Bolsonaro não poderá vetar fundão de R$ 5,7 bilhões todo: “Só posso vetar o que botaram a mais ou incorro em crime de responsabilidade”

Bolsonaro não poderá vetar fundão de R$ 5,7 bilhões todo: “Só posso vetar o que botaram a mais ou incorro em crime de responsabilidade”

O presidente Jair Bolsonaro já vetou o valor absurdo incluso pelos deputados para o “fundão eleitoral”. Anteriormente, a Lei de Diretrizes Orçamentária (LDO) apontava para um valor de R$ 5,7 bilhões a serem utilizados pelos partidos no período eleitoral.

Um fato a se destacar é: o presidente não pode retirar todo o dinheiro do fundão. Conforme dito por Bolsonaro, nesta segunda-feira (26), se todo o montante for removido, o executivo federal pode ser julgado por crime de responsabilidade.

Mesmo com o esforço, Bolsonaro só poderá deixar o “fundão” nos moldes do último, que foi de R$ 2 bilhões. A grande vantagem é que a verba não terá o acréscimo de quase 200% como pretendido pelos parlamentares.

Em conversa com apoiadores, o presidente ressaltou essa retirada desse acréscimo excessivo e alertou sobre o valor e sua responsabilidade para evitar que críticas sejam feitas por opositores, em uma situação já esclarecida.

O que é o fundo eleitoral?

Tecnicamente, o fundo eleitoral, ou “fundão”, atende pelo nome de Fundo Especial de Financiamento de Campanha (FEFC).

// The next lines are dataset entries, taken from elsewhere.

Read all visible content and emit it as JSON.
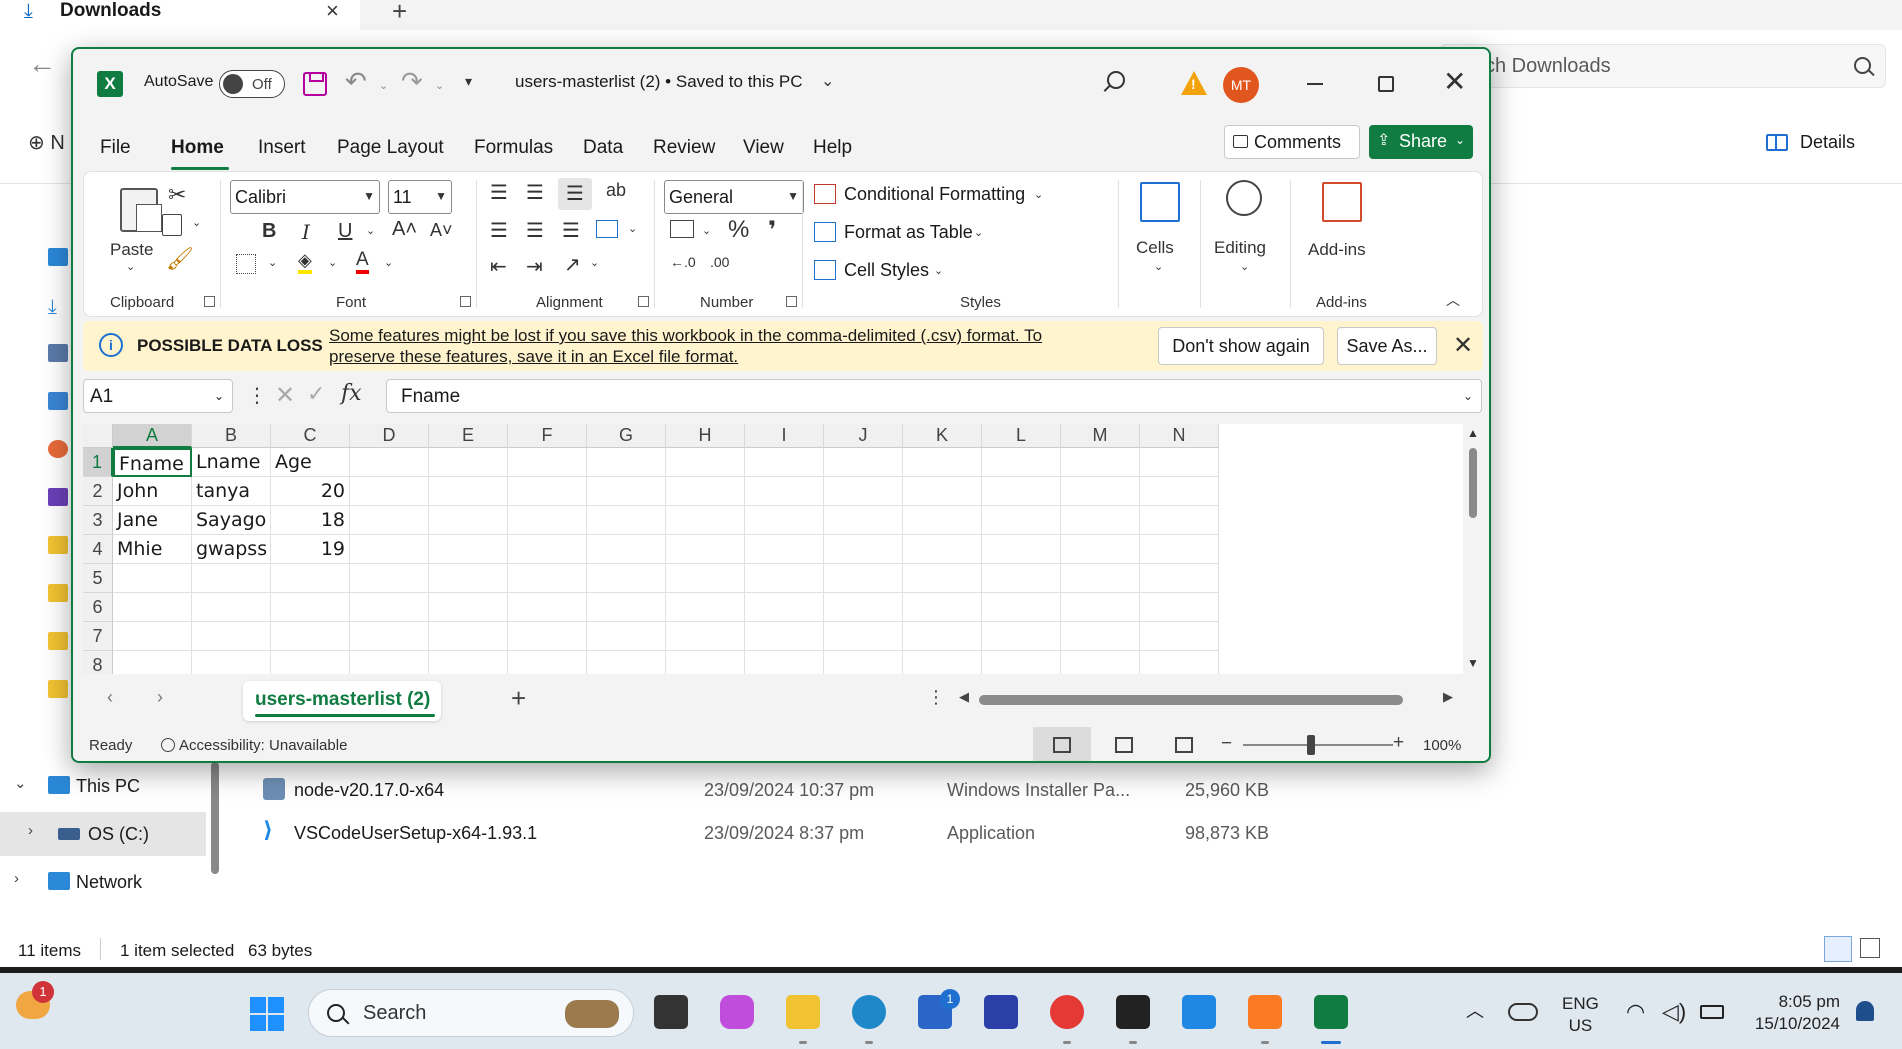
{
  "explorer": {
    "tab_title": "Downloads",
    "search_placeholder": "ch Downloads",
    "new_label": "N",
    "details_label": "Details",
    "nav_tree": [
      {
        "label": "This PC",
        "arrow": "⌄"
      },
      {
        "label": "OS (C:)",
        "arrow": "›"
      },
      {
        "label": "Network",
        "arrow": "›"
      }
    ],
    "files": [
      {
        "name": "node-v20.17.0-x64",
        "date": "23/09/2024 10:37 pm",
        "type": "Windows Installer Pa...",
        "size": "25,960 KB",
        "icon": "installer-icon"
      },
      {
        "name": "VSCodeUserSetup-x64-1.93.1",
        "date": "23/09/2024 8:37 pm",
        "type": "Application",
        "size": "98,873 KB",
        "icon": "vscode-icon"
      }
    ],
    "status": {
      "items": "11 items",
      "selected": "1 item selected",
      "size": "63 bytes"
    }
  },
  "excel": {
    "autosave_label": "AutoSave",
    "autosave_state": "Off",
    "title": "users-masterlist (2) • Saved to this PC",
    "avatar_initials": "MT",
    "menu_tabs": [
      "File",
      "Home",
      "Insert",
      "Page Layout",
      "Formulas",
      "Data",
      "Review",
      "View",
      "Help"
    ],
    "active_tab": "Home",
    "comments_label": "Comments",
    "share_label": "Share",
    "ribbon": {
      "paste_label": "Paste",
      "clipboard_label": "Clipboard",
      "font_name": "Calibri",
      "font_size": "11",
      "font_label": "Font",
      "alignment_label": "Alignment",
      "number_format": "General",
      "number_label": "Number",
      "conditional_formatting": "Conditional Formatting",
      "format_as_table": "Format as Table",
      "cell_styles": "Cell Styles",
      "styles_label": "Styles",
      "cells_label": "Cells",
      "editing_label": "Editing",
      "addins_label": "Add-ins",
      "addins_group_label": "Add-ins",
      "bold": "B",
      "italic": "I",
      "underline": "U"
    },
    "infobar": {
      "title": "POSSIBLE DATA LOSS",
      "message": "Some features might be lost if you save this workbook in the comma-delimited (.csv) format. To preserve these features, save it in an Excel file format.",
      "dont_show_label": "Don't show again",
      "save_as_label": "Save As..."
    },
    "formula_bar": {
      "name_box": "A1",
      "value": "Fname"
    },
    "columns": [
      "A",
      "B",
      "C",
      "D",
      "E",
      "F",
      "G",
      "H",
      "I",
      "J",
      "K",
      "L",
      "M",
      "N"
    ],
    "rows": [
      "1",
      "2",
      "3",
      "4",
      "5",
      "6",
      "7",
      "8"
    ],
    "cells": [
      [
        "Fname",
        "Lname",
        "Age"
      ],
      [
        "John",
        "tanya",
        "20"
      ],
      [
        "Jane",
        "Sayago",
        "18"
      ],
      [
        "Mhie",
        "gwapss",
        "19"
      ]
    ],
    "sheet_tab": "users-masterlist (2)",
    "status": {
      "ready": "Ready",
      "accessibility": "Accessibility: Unavailable",
      "zoom": "100%"
    },
    "colors": {
      "accent": "#107c41",
      "infobar": "#fff4ce"
    }
  },
  "taskbar": {
    "weather_badge": "1",
    "search_placeholder": "Search",
    "store_badge": "1",
    "lang_top": "ENG",
    "lang_bottom": "US",
    "time": "8:05 pm",
    "date": "15/10/2024"
  }
}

Trata-se de uma ferramenta para financiar campanhas eleitorais com verbas públicas. Foi estabelecido em seu formato atual por meio de sanção da Lei 13.487, em 6 de outubro de 2017.

O projeto aprovado surgiu como alternativa após o Supremo Tribunal Federal decidir, em 2015, pela inconstitucionalidade do financiamento eleitoral feito por empresas ou pessoas jurídicas. Os desdobramentos da Operação Lava Jato contribuíram para esse cenário, visando diminuir a influência do poder financeiro das empresas no processo eleitoral.

Dessa forma, apenas pessoas físicas poderiam doar (máximo de 10% de seu rendimento bruto no ano anterior ao pleito) ou o candidato poderia financiar a própria campanha em 10% dos valores previstos. Como a maior parte do financiamento tinha origem justamente de pessoas jurídicas, o Congresso aprovou o FEFC entre setembro e outubro de 2017, visando as eleições municipais do ano seguinte.